The cleaned data should contain the following variables:

  • Clean versions of all variables that make up the BPI. They have an ordered categorical dtype with the values “not true” < “sometimes true” < “often true”. The variables have the name indicated in the bpi_variable_info file. Missings are coded as pandas missings (NA or NaN) instead of negative numbers. The dataset contains surprises such as variables that take values you did not expect or category labels that are similar but not identical across variables. Try to find good solutions for each of them.

  • Scores for each subscale of the behavioral problems index (bpi) that are calculated by averaging the items of that subscale. Before averaging, you need to convert the categorical variables to numbers. For this, the answers ‘sometimes true’ and ‘often true’, are counted as 1; ‘not true’ is counted as 0. Use the names “antisocial”, “anxiety”, “headstrong”, “hyperactive”, “dependence” and “peer”.

Set the same index as for the chs_data.

Don’t forget to write docstrings for all functions. A one-liner is enough for helper functions

Task 6#

You continue to work in clean_nlsy_data.py

Implement the function clean_and_reshape_nlsy_data. This function takes the entire raw nlsy dataset and variable info as DataFrames. It calls clean_year_data to create a list of cleaned yearly datasets and concatenates them into one DataFrame in long format.

Only keep the data for even years between 1986 and 2010.

As before, add data loading and function calls in the if __name__ == '__main__ condition.

Task 7#

For this task you will work in merge.py.

Merge the clean chs data with the clean nlsy data. Only keep observations that are present in the chs data. Before you merge, check that there are no overlaps in column names between the two datasets.

Restrict the merged data sets to the age groups 5 to 13 (both inclusive)

Use an if __name__ == '__main__' condition for all function calls.

Task 8#

For this task you will work in plot.py

You will plot your scores against the ones in the chs data – for each score and age.

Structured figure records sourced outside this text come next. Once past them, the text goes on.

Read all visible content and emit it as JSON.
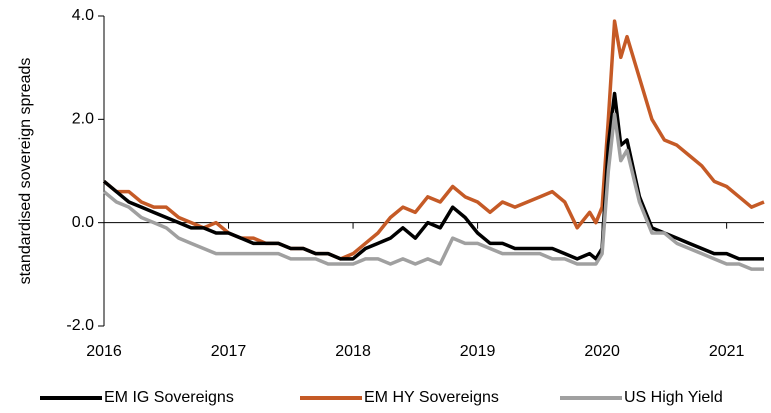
{
  "chart_data": {
    "type": "line",
    "y_label": "standardised sovereign spreads",
    "x": [
      2016.0,
      2016.1,
      2016.2,
      2016.3,
      2016.4,
      2016.5,
      2016.6,
      2016.7,
      2016.8,
      2016.9,
      2017.0,
      2017.1,
      2017.2,
      2017.3,
      2017.4,
      2017.5,
      2017.6,
      2017.7,
      2017.8,
      2017.9,
      2018.0,
      2018.1,
      2018.2,
      2018.3,
      2018.4,
      2018.5,
      2018.6,
      2018.7,
      2018.8,
      2018.9,
      2019.0,
      2019.1,
      2019.2,
      2019.3,
      2019.4,
      2019.5,
      2019.6,
      2019.7,
      2019.8,
      2019.9,
      2019.95,
      2020.0,
      2020.05,
      2020.1,
      2020.15,
      2020.2,
      2020.3,
      2020.4,
      2020.5,
      2020.6,
      2020.7,
      2020.8,
      2020.9,
      2021.0,
      2021.1,
      2021.2,
      2021.3
    ],
    "series": [
      {
        "name": "EM IG Sovereigns",
        "color": "#000000",
        "values": [
          0.8,
          0.6,
          0.4,
          0.3,
          0.2,
          0.1,
          0.0,
          -0.1,
          -0.1,
          -0.2,
          -0.2,
          -0.3,
          -0.4,
          -0.4,
          -0.4,
          -0.5,
          -0.5,
          -0.6,
          -0.6,
          -0.7,
          -0.7,
          -0.5,
          -0.4,
          -0.3,
          -0.1,
          -0.3,
          0.0,
          -0.1,
          0.3,
          0.1,
          -0.2,
          -0.4,
          -0.4,
          -0.5,
          -0.5,
          -0.5,
          -0.5,
          -0.6,
          -0.7,
          -0.6,
          -0.7,
          -0.5,
          1.5,
          2.5,
          1.5,
          1.6,
          0.5,
          -0.1,
          -0.2,
          -0.3,
          -0.4,
          -0.5,
          -0.6,
          -0.6,
          -0.7,
          -0.7,
          -0.7
        ]
      },
      {
        "name": "EM HY Sovereigns",
        "color": "#c55a26",
        "values": [
          0.8,
          0.6,
          0.6,
          0.4,
          0.3,
          0.3,
          0.1,
          0.0,
          -0.1,
          0.0,
          -0.2,
          -0.3,
          -0.3,
          -0.4,
          -0.4,
          -0.5,
          -0.5,
          -0.6,
          -0.6,
          -0.7,
          -0.6,
          -0.4,
          -0.2,
          0.1,
          0.3,
          0.2,
          0.5,
          0.4,
          0.7,
          0.5,
          0.4,
          0.2,
          0.4,
          0.3,
          0.4,
          0.5,
          0.6,
          0.4,
          -0.1,
          0.2,
          0.0,
          0.3,
          2.0,
          3.9,
          3.2,
          3.6,
          2.8,
          2.0,
          1.6,
          1.5,
          1.3,
          1.1,
          0.8,
          0.7,
          0.5,
          0.3,
          0.4
        ]
      },
      {
        "name": "US High Yield",
        "color": "#a0a0a0",
        "values": [
          0.6,
          0.4,
          0.3,
          0.1,
          0.0,
          -0.1,
          -0.3,
          -0.4,
          -0.5,
          -0.6,
          -0.6,
          -0.6,
          -0.6,
          -0.6,
          -0.6,
          -0.7,
          -0.7,
          -0.7,
          -0.8,
          -0.8,
          -0.8,
          -0.7,
          -0.7,
          -0.8,
          -0.7,
          -0.8,
          -0.7,
          -0.8,
          -0.3,
          -0.4,
          -0.4,
          -0.5,
          -0.6,
          -0.6,
          -0.6,
          -0.6,
          -0.7,
          -0.7,
          -0.8,
          -0.8,
          -0.8,
          -0.6,
          1.0,
          2.1,
          1.2,
          1.4,
          0.4,
          -0.2,
          -0.2,
          -0.4,
          -0.5,
          -0.6,
          -0.7,
          -0.8,
          -0.8,
          -0.9,
          -0.9
        ]
      }
    ],
    "xlim": [
      2016,
      2021.3
    ],
    "xticks": [
      2016,
      2017,
      2018,
      2019,
      2020,
      2021
    ],
    "ylim": [
      -2,
      4
    ],
    "yticks": [
      {
        "value": 4,
        "label": "4.0"
      },
      {
        "value": 2,
        "label": "2.0"
      },
      {
        "value": 0,
        "label": "0.0"
      },
      {
        "value": -2,
        "label": "-2.0"
      }
    ],
    "legend": "bottom"
  }
}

Make a grid of regression plots for each score that show how your score relates to the corresponding score in the chs data. Each grid contains 5 subplots, one for each age group.

Note: Making such grids is really easy in plotly. Search for the word facet in the documentation of px.scatter

The names of their score relate to your names as follows:

{
    "antisocial": "bpiA",
    "anxiety": "bpiB",
    "headstrong": "bpiC",
    "hyperactive": "bpiD",
    "peer": "bpiE",
}

The dependence scale has no counterpart in the chs data. If you did everything correctly you should see a perfectly negative correlation for some variables and a strong but not perfectly negative correlation for other variables.

Save the plots under suitable file names in the bld folder. .png is the preferred format. If you are on Windows and have trouble to export static plotly plots (even with the workaround) you can switch to .html instead.

Use an if __name__ == '__main__' condition for all function calls.